James, Sirius and Peter were not initially impelled to explore the school grounds by night out of devilment alone (though that played its part), but by their desire to help their dear friend Remus Lupin to bear his lycanthropy. Prior to the invention of the Wolfsbane Potion, Lupin was compelled to undergo an excruciating transformation every full moon. Once his condition was discovered by his three best friends, they sought a way to render his transformations less solitary and painful, which led to them learning to become (unregistered) Animagi, so that they could keep him company without harm to themselves. The ability of Sirius Black, Peter Pettigrew and James Potter to become, respectively, a dog, a rat and a stag, enabled them to explore the castle grounds by night undetected. The interior of the castle, meanwhile, was mapped over time with the help of James Potter’s Invisibility Cloak.
The Marauder’s Map is lasting testimony to the advanced magical ability of the four friends who included Harry Potter’s father, godfather and favourite teacher. The map they created during their time at Hogwarts appears to be a blank piece of parchment unless activated by the phrase: ‘I solemnly swear that I am up to no good,’ a phrase that, in the case of three of the four makers, should be understood as a joke. The ‘no good’ of which they wrote never denoted Dark magic, but school rule-breaking; similar bravado is evinced by their use of their own nicknames on the map (‘Messrs Moony, Wormtail, Padfoot and Prongs’).

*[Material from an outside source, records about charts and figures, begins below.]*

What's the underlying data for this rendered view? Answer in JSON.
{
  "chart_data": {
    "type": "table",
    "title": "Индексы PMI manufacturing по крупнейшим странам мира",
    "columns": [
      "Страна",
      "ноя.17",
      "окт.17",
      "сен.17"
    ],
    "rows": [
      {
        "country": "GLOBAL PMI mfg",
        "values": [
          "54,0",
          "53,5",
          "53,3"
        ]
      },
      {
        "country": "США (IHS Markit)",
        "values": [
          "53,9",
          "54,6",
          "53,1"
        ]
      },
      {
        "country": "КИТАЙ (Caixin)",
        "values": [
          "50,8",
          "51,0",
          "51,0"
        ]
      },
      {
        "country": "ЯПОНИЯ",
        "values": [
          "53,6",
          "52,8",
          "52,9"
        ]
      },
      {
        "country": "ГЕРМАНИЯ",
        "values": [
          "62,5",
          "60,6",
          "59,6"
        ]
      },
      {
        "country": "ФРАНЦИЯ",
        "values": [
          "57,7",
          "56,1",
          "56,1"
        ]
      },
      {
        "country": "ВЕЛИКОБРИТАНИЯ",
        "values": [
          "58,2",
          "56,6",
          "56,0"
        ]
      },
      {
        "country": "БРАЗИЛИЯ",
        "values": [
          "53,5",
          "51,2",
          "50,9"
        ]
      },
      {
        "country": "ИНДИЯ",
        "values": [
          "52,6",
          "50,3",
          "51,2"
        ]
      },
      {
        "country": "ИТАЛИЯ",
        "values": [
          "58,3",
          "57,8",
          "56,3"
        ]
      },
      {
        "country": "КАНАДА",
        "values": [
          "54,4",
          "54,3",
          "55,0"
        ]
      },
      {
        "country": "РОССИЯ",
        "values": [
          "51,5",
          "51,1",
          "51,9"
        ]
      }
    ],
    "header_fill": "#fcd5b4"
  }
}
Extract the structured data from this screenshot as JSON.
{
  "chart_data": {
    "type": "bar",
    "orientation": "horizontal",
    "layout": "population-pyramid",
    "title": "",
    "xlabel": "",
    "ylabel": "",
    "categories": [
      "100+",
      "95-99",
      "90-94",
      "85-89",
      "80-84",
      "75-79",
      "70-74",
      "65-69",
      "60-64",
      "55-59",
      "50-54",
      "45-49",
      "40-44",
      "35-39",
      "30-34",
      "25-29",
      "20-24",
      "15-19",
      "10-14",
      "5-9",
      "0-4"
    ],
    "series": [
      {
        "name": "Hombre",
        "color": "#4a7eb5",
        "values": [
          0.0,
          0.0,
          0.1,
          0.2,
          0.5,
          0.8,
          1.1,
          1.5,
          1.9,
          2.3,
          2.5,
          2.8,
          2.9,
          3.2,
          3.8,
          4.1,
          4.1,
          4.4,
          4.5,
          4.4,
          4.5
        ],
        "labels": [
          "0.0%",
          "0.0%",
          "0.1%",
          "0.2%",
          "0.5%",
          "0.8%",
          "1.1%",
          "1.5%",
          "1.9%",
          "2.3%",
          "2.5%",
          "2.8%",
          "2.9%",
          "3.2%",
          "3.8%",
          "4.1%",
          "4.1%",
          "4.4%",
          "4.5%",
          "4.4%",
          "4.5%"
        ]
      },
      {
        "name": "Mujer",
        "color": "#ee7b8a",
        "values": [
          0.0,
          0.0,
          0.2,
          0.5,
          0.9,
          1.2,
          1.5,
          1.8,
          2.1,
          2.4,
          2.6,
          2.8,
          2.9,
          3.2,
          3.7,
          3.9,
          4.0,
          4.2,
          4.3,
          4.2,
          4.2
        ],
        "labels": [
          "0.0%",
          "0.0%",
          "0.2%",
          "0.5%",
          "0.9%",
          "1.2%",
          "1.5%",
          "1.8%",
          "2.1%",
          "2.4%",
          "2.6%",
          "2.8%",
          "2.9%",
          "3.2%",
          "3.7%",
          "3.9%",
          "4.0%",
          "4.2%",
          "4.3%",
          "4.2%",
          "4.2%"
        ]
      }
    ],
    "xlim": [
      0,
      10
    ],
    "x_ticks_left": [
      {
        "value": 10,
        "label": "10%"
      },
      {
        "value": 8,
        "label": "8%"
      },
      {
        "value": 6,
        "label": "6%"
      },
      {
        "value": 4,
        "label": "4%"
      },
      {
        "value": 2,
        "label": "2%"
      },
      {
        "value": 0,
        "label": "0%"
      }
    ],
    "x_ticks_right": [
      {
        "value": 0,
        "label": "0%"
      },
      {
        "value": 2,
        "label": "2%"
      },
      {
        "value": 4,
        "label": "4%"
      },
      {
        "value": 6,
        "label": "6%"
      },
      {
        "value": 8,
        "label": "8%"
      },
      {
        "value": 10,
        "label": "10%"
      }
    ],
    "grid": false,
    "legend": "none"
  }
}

The magic used in the map’s creation is advanced and impressive; it includes the Homonculous Charm, enabling the possessor of the map to track the movements of every person in the castle, and it was also enchanted to forever repel (as insultingly as possible) the curiosity of their nemesis, Severus Snape.
Although the precise circumstances surrounding the makers’ loss of their map are not given in the Harry Potter novels, it is easy to conclude that they eventually over-reached themselves and were cornered by Argus Filch, probably on a tip-off from Snape, whose obsession it had become to expose his arch-rival, James Potter, in wrongdoing. The masterpiece of a map was confiscated in Sirius, James, Remus and Peter’s final year and none of them were able to steal it back from a well-prepared and suspicious Filch. In any case, their priorities changed in their final months at school, becoming far more serious and focused on the world beyond Hogwarts, where Lord Voldemort was successfully rising to power. All four of the map’s creators would shortly be inducted into the renegade organisation headed by Albus Dumbledore, the Order of the Phoenix, and a map of their old school – no matter how ingenious – would no longer be of use to them except as a piece of nostalgia.
The Marauder’s Map was, however, of immense use to the young Weasley twins. The story of Fred and George’s acquisition of the map is told in Harry Potter and the Prisoner of Azkaban. It was a mark of their high esteem for Harry Potter, and their belief that he stood in need of assistance with a destiny none of them yet fully understood, that they later gifted the map to him, unwittingly passing it on to the child of one of the creators.
The map was subsequently confiscated from Harry Potter by a Death Eater in disguise at the school, who recognised it as a likely source of his own discovery.
The Marauder’s Map subsequently became something of a bane to its true originator (me), because it allowed Harry a little too much freedom of information. I never showed Harry taking the map back from the empty office of (the supposed) Mad-Eye Moody, and I sometimes regretted that I had not capitalised on this mistake to leave it there. However, I like the moment when Harry watches Ginny’s dot moving around the school in Deathly Hallows, so on balance I am glad I let Harry reclaim his rightful property.